Plaintiff's contentions fail to raise an issue of fact. While Plaintiff's counsel alleges that Plaintiff "did not know what he was signing at the time," a party is obligated to read a document before he or she signs it, and one cannot later avoid the effects of a release upon the ground that he or she did not read or understand its contents (see Touloumis v. Chalem, 156 AD2d 230, 232-33 [1st Dept. 1989]). Importantly, Plaintiff here does not state whether or not he actually read the Release before signing it, and he does not allege that he misunderstood its clear and unambiguous terms. Despite the fact that his injuries were never discussed, Plaintiff does not allege that he was unaware of the extent of those injuries, nor does he claim that he was afforded little time for investigation or deliberation before signing the Release. Accordingly, Plaintiff fails to raise an issue of fact as to whether or not the release was "fairly and knowingly made" or was procured through unfair circumstances or overreaching (see Flusserova v. Schnabel, 92 AD3d 464, 465 [1st Dept. 2012]). Plaintiff may not now obviate the unambiguous terms of the Release by relying on his unilateral mistaken belief that it only concerned the forgiveness of rent arrears and his move into a new apartment (see Koster v. Ketchum Communications, 204 AD2d 280 [2nd Dept. 1994]). Plaintiff does not claim that he reasonably relied on any alleged misrepresentations from Defendants before signing the Release, and he does not claim that Defendants prevented him from asking about its terms and conditions, which were clearly stated in plain language. In any event, where, as here, a party "has the means to discover the true nature of the transaction by the exercise of ordinary intelligence, and fails to make use of those means," he or she cannot establish that reliance on misrepresentations was reasonable (see Arfa [*4]v. Zamir, 76 AD3d 56, 60 [1st Dept. 2010][internal quotations omitted]). The mere fact that the Release appears to be on a pre-printed form does not raise triable issues of fact. Accordingly, Defendants' motion for summary judgment is granted.

That branch of Defendants' motion seeking costs and sanctions is denied.

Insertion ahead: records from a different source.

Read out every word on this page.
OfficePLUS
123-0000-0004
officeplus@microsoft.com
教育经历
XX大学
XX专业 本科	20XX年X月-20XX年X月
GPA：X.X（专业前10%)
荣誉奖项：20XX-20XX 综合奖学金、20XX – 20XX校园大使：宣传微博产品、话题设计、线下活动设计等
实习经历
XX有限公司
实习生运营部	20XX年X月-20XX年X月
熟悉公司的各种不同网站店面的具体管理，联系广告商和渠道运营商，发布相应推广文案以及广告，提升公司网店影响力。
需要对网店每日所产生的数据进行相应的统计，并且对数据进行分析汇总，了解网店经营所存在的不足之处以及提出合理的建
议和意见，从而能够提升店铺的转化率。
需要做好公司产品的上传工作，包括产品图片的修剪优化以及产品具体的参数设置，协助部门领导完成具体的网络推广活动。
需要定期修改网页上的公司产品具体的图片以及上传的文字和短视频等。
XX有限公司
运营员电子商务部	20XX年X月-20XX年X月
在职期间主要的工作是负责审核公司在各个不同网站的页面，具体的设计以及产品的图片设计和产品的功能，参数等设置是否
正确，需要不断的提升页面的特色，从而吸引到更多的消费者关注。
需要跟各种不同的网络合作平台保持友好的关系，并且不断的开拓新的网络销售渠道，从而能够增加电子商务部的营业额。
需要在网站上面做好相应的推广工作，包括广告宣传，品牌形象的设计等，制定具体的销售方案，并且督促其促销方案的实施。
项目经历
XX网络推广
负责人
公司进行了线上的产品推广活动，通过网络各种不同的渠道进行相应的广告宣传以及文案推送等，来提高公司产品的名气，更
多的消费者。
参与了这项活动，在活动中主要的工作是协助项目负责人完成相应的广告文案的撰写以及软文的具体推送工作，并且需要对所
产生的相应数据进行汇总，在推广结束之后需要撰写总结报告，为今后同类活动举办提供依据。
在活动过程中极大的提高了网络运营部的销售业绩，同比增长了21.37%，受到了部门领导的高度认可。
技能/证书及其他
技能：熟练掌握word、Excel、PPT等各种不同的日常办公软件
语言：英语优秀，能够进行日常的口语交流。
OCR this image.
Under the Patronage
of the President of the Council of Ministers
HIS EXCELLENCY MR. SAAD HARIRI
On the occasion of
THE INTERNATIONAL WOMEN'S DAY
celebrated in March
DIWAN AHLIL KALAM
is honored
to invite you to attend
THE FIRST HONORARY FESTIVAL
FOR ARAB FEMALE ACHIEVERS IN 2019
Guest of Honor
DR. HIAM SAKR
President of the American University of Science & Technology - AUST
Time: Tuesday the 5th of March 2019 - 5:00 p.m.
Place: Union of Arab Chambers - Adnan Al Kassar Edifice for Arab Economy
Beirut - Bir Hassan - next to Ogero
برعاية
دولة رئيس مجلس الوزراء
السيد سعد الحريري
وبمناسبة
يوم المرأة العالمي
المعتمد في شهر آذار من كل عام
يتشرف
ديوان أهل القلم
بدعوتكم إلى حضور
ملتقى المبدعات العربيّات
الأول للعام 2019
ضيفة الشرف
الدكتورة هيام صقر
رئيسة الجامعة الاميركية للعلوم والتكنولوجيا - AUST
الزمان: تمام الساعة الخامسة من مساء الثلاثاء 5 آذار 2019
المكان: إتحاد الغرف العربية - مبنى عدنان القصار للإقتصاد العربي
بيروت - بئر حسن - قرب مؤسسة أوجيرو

Conduct is "frivolous" within the meaning of the 22 NYCRR 130-1.1 if: (1) it is completely without merit in law and cannot be supported by a reasonable argument for an extension, modification or reversal of existing law; (2) it is undertaken primarily to delay or prolong the resolution of the litigation, or to harass or maliciously injure another; or (3) it asserts material factual statements that are false. The statute further provides: In determining whether the conduct undertaken was frivolous, the court shall consider, among other issues, (1) the circumstances under which the conduct took place, including the time available for investigating the legal or factual basis of the conduct, and (2) whether or not the conduct was continued when its lack of legal or factual basis was apparent, should have been apparent, or was brought to the attention of counsel or the party.

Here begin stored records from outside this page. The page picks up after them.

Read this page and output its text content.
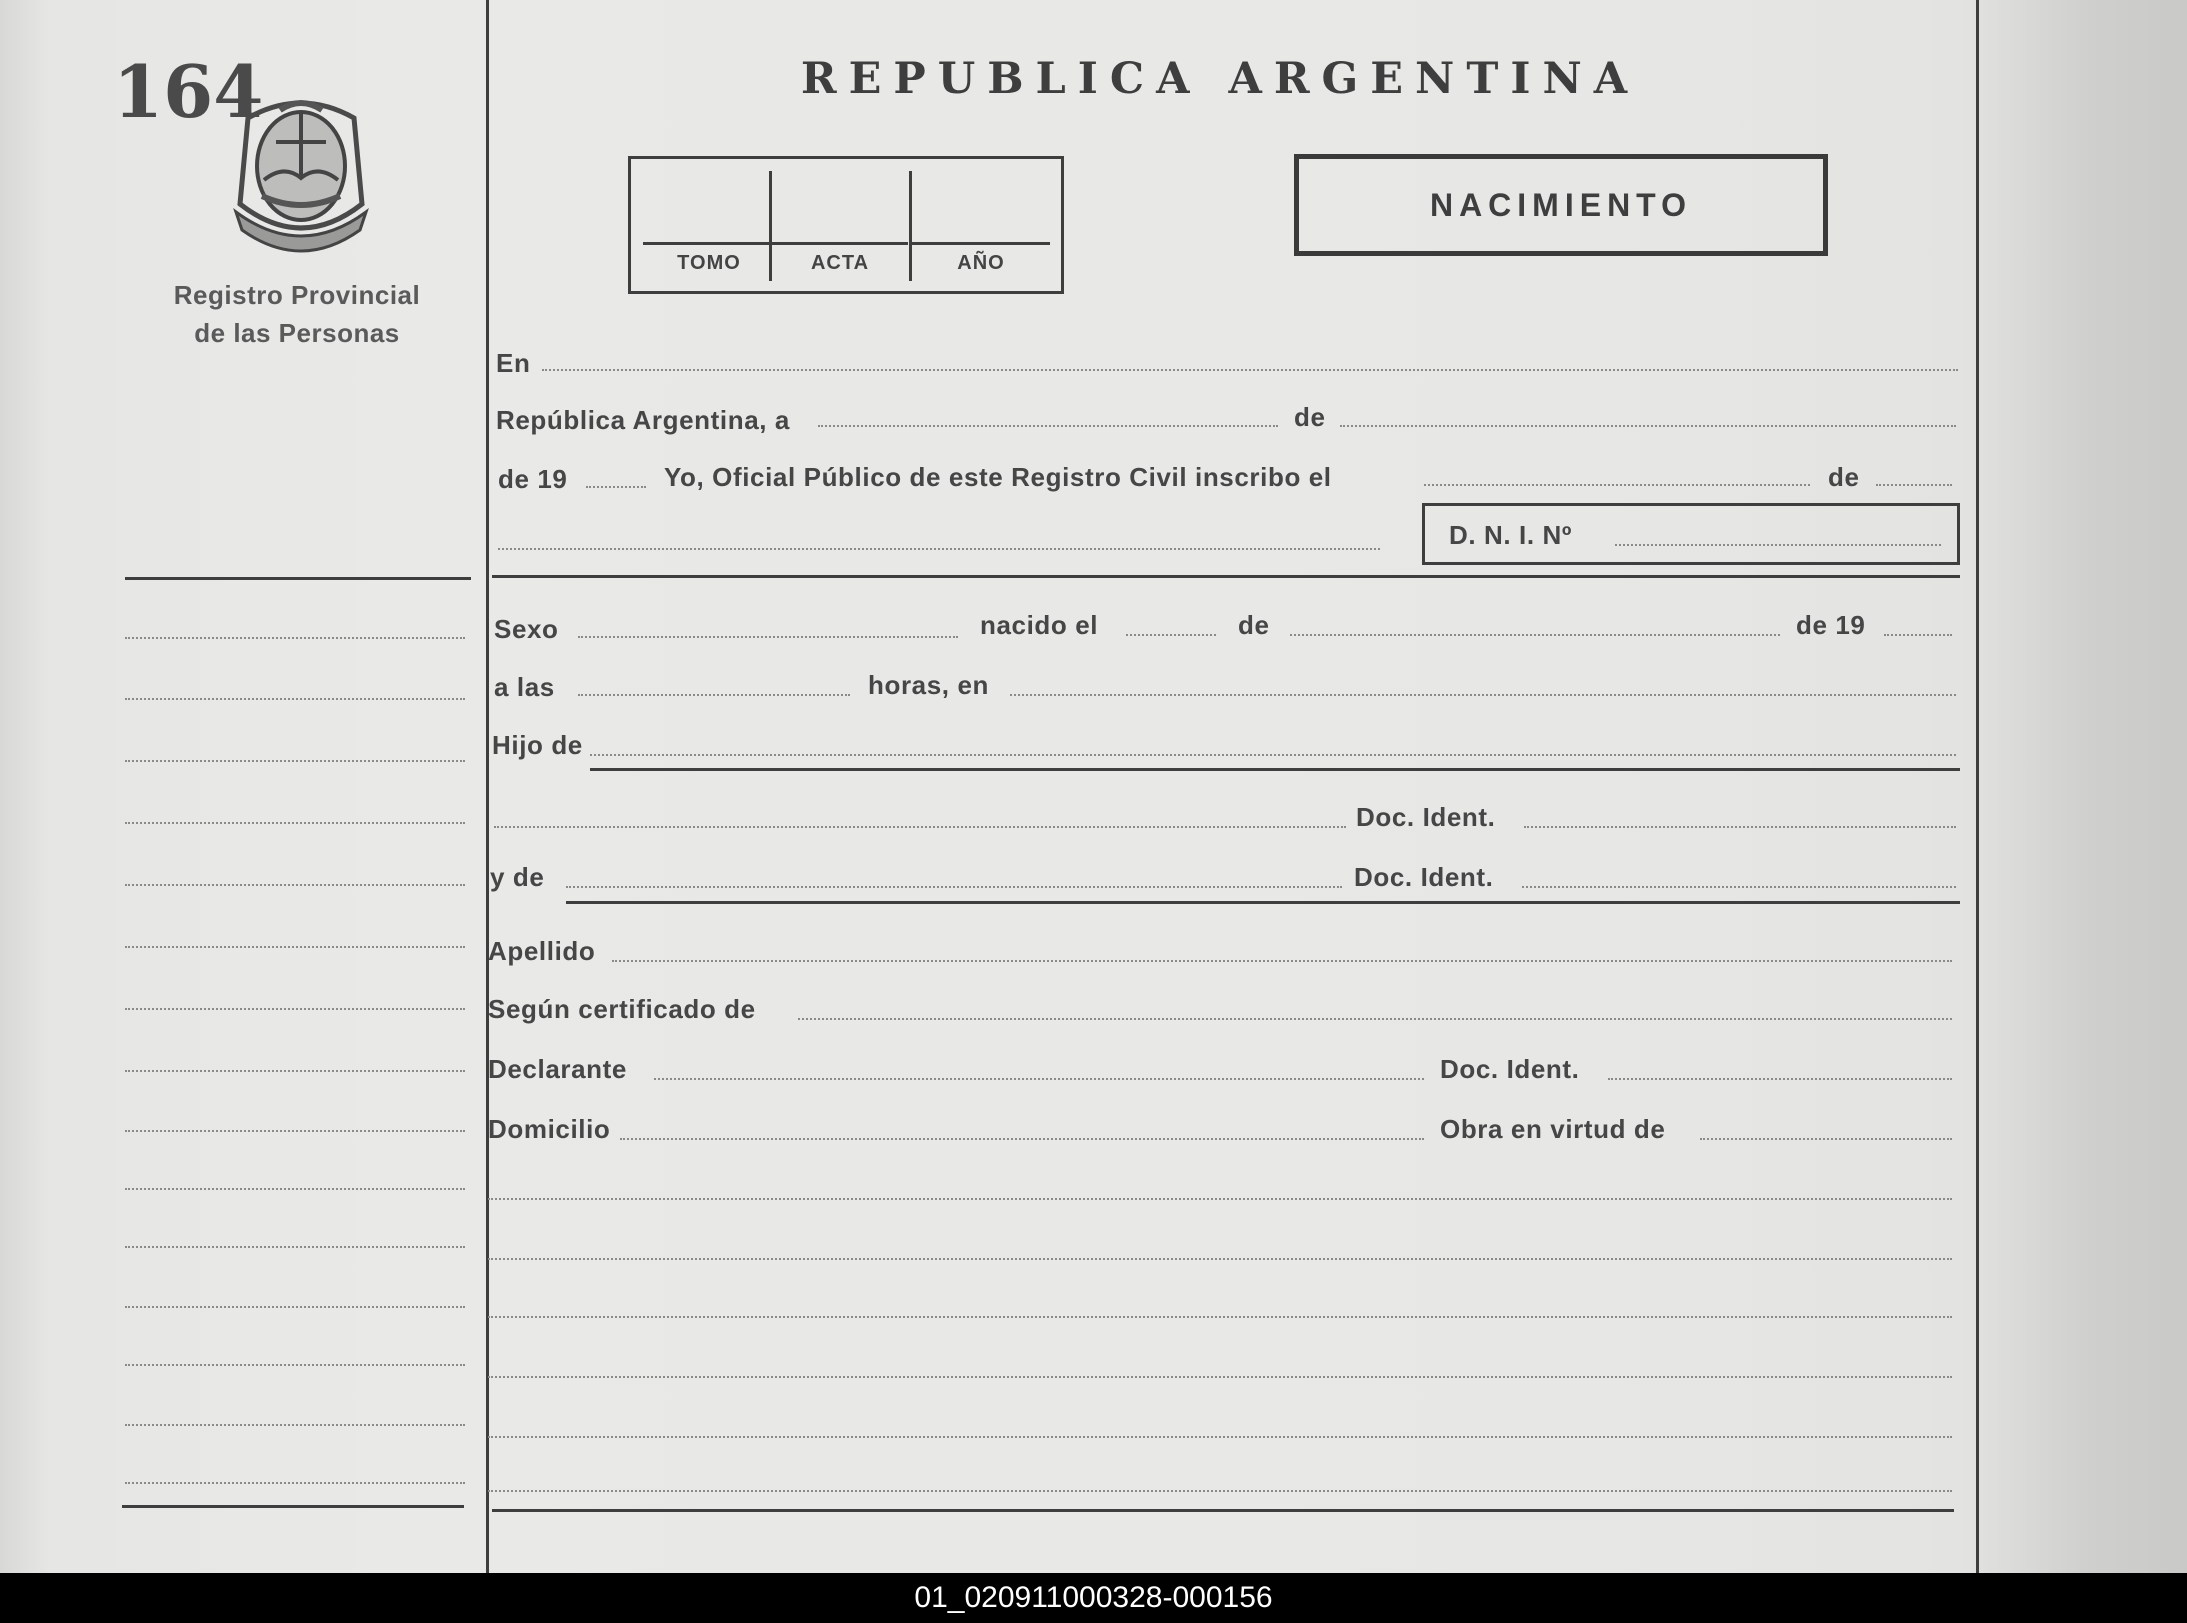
164
Registro Provincial
de las Personas
REPUBLICA ARGENTINA
TOMO	ACTA	AÑO
NACIMIENTO
En
República Argentina, a	de
de 19	Yo, Oficial Público de este Registro Civil inscribo el	de
D. N. I. Nº
Sexo	nacido el	de	de 19
a las	horas, en
Hijo de
Doc. Ident.
y de	Doc. Ident.
Apellido
Según certificado de
Declarante	Doc. Ident.
Domicilio	Obra en virtud de
01_020911000328-000156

In this matter, the imposition of sanctions against Plaintiff is not warranted. Plaintiff's contentions in opposition to summary judgment concerning the enforceability of the Release are not "completely without merit in law" or otherwise unsupportable, and thus Plaintiff did not engage in any "frivolous" conduct.

III. Conclusion

Accordingly, it is hereby

ORDERED, that Defendants' motion for summary judgment is granted, and Plaintiff's complaint is dismissed with prejudice, and it is further,

ORDERED, that Defendants' motion for costs and sanctions pursuant to 22 NYCRR 130-1.1 is denied.



Dated: March 28, 2018

Hon. Mary Ann Brigantti, J.S.C. Footnotes

Footnote 1:Plaintiff's allegedly untimely opposition papers will be considered because Defendants were able to submit an affirmation in reply.